Elliot Botvinick, assistant professor in the Department of Biomedical Engineering, was awarded more than $200,000 by the Iacocca Foundation to tissue engineer an implant for people with type 1 diabetes.
The current primary treatment of type 1 diabetes is the delivery of artificial insulin via injection or pump combined with careful monitoring of blood glucose levels. Botvinick and Jonathan Lakey, associate professor of surgery in UCI’s School of Medicine, are researching methods of improving the encapsulation of islet tissue. Encapsulation of islet tissue prevents direct contact between implanted cells and the host’s immune system and holds great promise as an alternative to pancreatic transplantation that does not require pharmaceutical immune suppression. The problem with current encapsulation techniques is they don’t instantaneously provide the implanted tissue with adequate blood flow.
“We have developed a strategy for pancreatic tissue transplantation borrowed from the field of civil engineering,” Botvinick states. “Specifically, our device is inspired by the development of new housing communities. A housing community is somewhat like a physiological organ, where it is the people functioning within the infrastructure that defines the community, just as an organ is made of cells functioning within the tissue.”

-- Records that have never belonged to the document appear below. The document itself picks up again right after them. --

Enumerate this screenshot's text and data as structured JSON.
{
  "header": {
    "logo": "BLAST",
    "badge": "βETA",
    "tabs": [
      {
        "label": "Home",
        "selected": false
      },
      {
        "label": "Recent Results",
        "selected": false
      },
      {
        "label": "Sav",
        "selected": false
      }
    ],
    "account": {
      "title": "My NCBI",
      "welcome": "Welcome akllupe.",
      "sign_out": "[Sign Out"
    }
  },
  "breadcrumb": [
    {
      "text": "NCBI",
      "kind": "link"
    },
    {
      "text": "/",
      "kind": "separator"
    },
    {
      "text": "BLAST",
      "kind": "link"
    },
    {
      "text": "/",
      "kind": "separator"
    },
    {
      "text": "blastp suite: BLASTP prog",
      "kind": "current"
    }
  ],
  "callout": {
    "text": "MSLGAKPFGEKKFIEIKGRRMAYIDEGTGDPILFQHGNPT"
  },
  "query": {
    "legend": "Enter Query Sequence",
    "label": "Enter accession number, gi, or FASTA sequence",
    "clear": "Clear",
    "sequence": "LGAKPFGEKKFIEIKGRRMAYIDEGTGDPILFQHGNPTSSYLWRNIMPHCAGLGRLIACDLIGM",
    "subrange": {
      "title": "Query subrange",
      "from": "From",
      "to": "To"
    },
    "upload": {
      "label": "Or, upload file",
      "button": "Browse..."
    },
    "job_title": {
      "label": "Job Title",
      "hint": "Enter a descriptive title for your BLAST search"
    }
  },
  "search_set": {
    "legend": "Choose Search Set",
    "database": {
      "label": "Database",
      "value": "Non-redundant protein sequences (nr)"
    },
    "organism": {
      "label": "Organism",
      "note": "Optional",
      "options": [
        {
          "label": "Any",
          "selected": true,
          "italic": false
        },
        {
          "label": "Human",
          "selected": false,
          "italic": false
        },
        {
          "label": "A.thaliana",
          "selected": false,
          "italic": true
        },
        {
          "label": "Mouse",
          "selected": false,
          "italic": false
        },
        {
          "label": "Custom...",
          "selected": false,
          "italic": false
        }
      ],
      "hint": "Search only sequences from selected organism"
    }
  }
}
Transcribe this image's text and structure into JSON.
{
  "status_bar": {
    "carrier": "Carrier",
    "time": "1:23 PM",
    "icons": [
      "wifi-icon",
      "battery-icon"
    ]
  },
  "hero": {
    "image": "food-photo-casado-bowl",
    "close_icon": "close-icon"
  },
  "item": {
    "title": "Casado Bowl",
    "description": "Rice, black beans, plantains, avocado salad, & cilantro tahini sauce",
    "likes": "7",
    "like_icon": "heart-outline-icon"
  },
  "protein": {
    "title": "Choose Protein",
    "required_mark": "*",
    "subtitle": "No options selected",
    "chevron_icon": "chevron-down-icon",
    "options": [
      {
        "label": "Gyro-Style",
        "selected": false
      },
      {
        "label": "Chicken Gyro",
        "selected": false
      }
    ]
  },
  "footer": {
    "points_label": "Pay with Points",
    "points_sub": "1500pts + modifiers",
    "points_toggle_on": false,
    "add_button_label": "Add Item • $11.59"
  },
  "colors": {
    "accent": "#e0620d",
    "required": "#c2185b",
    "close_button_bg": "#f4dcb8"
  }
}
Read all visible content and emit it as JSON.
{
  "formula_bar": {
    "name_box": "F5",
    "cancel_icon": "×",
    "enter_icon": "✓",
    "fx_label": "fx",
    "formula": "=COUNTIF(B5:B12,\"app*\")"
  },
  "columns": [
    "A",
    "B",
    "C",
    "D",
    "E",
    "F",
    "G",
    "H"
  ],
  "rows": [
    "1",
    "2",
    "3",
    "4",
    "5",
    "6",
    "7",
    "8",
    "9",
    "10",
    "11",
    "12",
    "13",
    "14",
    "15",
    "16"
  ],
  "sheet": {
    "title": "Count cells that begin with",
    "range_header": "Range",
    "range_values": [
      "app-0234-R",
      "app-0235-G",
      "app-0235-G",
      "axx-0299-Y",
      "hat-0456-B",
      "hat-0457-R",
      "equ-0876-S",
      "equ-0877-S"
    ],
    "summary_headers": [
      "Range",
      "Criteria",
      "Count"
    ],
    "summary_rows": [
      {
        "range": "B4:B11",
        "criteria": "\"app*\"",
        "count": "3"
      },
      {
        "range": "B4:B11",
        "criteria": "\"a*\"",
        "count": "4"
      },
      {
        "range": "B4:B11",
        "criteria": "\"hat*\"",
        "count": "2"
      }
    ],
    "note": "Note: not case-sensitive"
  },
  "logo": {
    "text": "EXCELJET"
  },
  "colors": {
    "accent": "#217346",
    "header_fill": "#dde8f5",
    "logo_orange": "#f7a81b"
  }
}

It is unthinkable for homeowners to arrive before the housing and infrastructure is established,” Botvinick explains. “Yet this strategy captures the current practice in pancreatic isletencapsulation. With new communities, construction workers establish the infrastructure required to sustain comfortable living, and inspections are made to insure the quality and safety of new homes. Only after inspection deems a home habitable do the homeowners move in. This inspired our two-phase design wherein the body spends weeks remodeling the device after an initial implantation, a doctor makes inspections of the device, and only when the newly formed microenvironment is deemed safe, are islet cells implanted. The move in phase is instantaneous, and islet cells are fully supported for health and function. Most importantly, the islet cells are implanted without damaging either the cells or the microenvironment. We trick the body into thinking our device is a wound, and then wait patiently as the body naturally restores blood flow. Only then, do we implant the islet cells in a fashion that disrupts neither the implant site, nor the islets.”